EURIPIDES aims to develop in-vivo imaging biomarker of multidrug transporter function as a generic tool for the prediction, diagnosis, monitoring and prognosis of major CNS diseases, as well as to provide support and guidance for therapeutic interventions.

Resistance to drug treatment is an important hurdle in the therapy of many diseases of the central nervous system (CNS). Consequently, there is a pressing need to develop new and more effective treatment strategies. Whilst drug resistance in CNS diseases is multifactorial, there are two broad likely mechanisms:

1. target hypothesis: resistance to the desired pharmacological effects of CNS drugs occurs from alteration in the postulated target(s);
2. transporter hypothesis: inadequate access of CNS drugs to their targets across the blood-brain barrier (BBB) due to the overexpression or overactivity of multdrug transporters.
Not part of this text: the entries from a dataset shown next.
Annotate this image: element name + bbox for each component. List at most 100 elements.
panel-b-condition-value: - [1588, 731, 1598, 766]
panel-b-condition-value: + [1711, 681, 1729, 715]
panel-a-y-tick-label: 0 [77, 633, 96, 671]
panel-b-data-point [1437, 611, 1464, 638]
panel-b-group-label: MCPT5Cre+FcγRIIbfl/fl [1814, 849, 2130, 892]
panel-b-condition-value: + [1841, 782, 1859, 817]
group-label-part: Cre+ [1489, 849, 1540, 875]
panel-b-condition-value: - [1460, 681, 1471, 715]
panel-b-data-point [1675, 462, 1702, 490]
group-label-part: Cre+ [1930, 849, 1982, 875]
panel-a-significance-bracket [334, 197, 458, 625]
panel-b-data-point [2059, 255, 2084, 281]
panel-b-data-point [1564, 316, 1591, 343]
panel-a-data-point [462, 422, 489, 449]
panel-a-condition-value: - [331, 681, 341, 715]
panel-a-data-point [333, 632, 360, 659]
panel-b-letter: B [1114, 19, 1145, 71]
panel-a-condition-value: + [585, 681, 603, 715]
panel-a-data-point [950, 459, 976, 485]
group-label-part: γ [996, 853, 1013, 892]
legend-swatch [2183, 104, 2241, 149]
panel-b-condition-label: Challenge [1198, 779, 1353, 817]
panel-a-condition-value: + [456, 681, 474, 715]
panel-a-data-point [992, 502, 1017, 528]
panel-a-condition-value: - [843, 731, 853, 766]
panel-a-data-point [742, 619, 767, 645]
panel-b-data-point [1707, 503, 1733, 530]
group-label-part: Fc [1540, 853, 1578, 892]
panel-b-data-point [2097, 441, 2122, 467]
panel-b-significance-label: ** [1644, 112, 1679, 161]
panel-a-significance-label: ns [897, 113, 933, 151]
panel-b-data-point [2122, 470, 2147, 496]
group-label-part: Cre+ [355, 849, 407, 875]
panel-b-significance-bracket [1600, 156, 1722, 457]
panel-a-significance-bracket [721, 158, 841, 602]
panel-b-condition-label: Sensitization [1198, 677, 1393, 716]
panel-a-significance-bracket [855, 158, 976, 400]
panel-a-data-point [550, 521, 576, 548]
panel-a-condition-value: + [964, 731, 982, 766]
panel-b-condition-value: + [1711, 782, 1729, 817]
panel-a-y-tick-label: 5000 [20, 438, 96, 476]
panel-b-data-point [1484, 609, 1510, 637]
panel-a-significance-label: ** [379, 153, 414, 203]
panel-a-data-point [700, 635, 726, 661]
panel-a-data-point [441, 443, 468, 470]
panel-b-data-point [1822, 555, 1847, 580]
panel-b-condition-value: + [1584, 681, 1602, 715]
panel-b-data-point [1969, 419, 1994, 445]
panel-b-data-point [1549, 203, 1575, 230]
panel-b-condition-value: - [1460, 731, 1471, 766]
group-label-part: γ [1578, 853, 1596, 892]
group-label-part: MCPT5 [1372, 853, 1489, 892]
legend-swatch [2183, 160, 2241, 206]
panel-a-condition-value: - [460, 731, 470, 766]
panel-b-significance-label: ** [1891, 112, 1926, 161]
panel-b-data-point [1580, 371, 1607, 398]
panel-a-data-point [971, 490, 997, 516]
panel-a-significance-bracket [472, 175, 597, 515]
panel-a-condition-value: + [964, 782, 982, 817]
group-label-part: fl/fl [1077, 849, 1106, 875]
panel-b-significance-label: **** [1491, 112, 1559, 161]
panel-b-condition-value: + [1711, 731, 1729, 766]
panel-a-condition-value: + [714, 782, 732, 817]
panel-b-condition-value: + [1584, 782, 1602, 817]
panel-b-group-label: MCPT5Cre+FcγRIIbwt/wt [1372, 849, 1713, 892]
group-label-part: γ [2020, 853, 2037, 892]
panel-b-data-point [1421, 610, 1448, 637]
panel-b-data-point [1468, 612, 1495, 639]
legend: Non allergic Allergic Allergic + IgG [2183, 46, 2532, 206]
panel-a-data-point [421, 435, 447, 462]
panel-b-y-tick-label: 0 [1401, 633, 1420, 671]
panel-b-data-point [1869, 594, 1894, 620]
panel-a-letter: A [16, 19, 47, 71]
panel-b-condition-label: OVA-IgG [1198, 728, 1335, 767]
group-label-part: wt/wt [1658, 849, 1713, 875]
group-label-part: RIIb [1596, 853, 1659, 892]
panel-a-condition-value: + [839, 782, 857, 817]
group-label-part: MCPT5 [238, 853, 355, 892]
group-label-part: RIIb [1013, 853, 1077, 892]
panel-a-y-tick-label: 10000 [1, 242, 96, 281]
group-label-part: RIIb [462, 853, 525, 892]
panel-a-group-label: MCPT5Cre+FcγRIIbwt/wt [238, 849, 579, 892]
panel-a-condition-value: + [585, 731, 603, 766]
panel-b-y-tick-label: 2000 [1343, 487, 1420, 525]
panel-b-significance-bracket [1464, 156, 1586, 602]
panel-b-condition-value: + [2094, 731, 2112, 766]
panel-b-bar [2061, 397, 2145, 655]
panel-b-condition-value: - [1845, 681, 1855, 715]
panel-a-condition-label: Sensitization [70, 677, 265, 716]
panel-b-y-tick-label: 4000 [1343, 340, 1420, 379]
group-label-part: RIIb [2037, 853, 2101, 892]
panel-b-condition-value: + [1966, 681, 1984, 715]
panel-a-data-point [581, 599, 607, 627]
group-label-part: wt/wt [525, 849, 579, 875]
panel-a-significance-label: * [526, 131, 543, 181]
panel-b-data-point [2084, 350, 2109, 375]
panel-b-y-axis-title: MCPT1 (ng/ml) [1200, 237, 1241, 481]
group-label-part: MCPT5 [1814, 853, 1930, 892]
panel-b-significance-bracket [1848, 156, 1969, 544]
These multidrug transporters, of which P-glycoprotein (P-gp) is the most-widely studied, are found in and contributes to the normal BBB, and as efflux transporters, actively transport substrates (including multiple CNS drugs) against concentration gradients from the brain to blood and cerebrospinal fluid. This hampers the build up of adequate tissue levels of these drugs in the brain, greatly limiting their therapeutic efficacy. As such, the "transporter hypothesis" of drug resistance is applicable to a broad range of CNS drugs and patients with a variety of CNS diseases who critically depend on these drugs.
Efflux transporters may also influence brain elimination of Aß, the hallmark of Alzheimer’s disease (AD). Impaired multidrug transporter function with reduced clearance of Aß could lead to accumulation within the extracellular space, contributing to the pathogenesis of AD. We will determine the contribution of multidrug transporters to impaired brain uptake of drugs for the prediction of therapeutic responses, or the contribution of impaired transporter function to reduced clearance of toxic substances for the early in-vivo diagnosis of AD. Circumvention of pharmacoresistance, or increasing clearance, may involve inhibitors of multidrug transporters or sophisticated alternative therapies, but demonstration of overexpression or underactivity of transporter function is an essential and necessary first step. An in-vivo imaging biomarker of multidrug transporter function is essential for identifying altered transporter activity in individual patients.
Circumvention of pharmacoresistance, or increasing clearance, may involve inhibitors of P-gp transporters or sophisticated alternative therapies, but demonstration of overexpression or underactivity of transporter function is an essential and necessary first step. An in-vivo imaging biomarker of P-gp function is essential for identifying altered transporter activity in individual patients. If a relation between overexpression and therapy resistance, or underactivity and AD, can be demonstrated, such a biomarker will provide the means for predicting treatment response, or early diagnosis, in individual patients.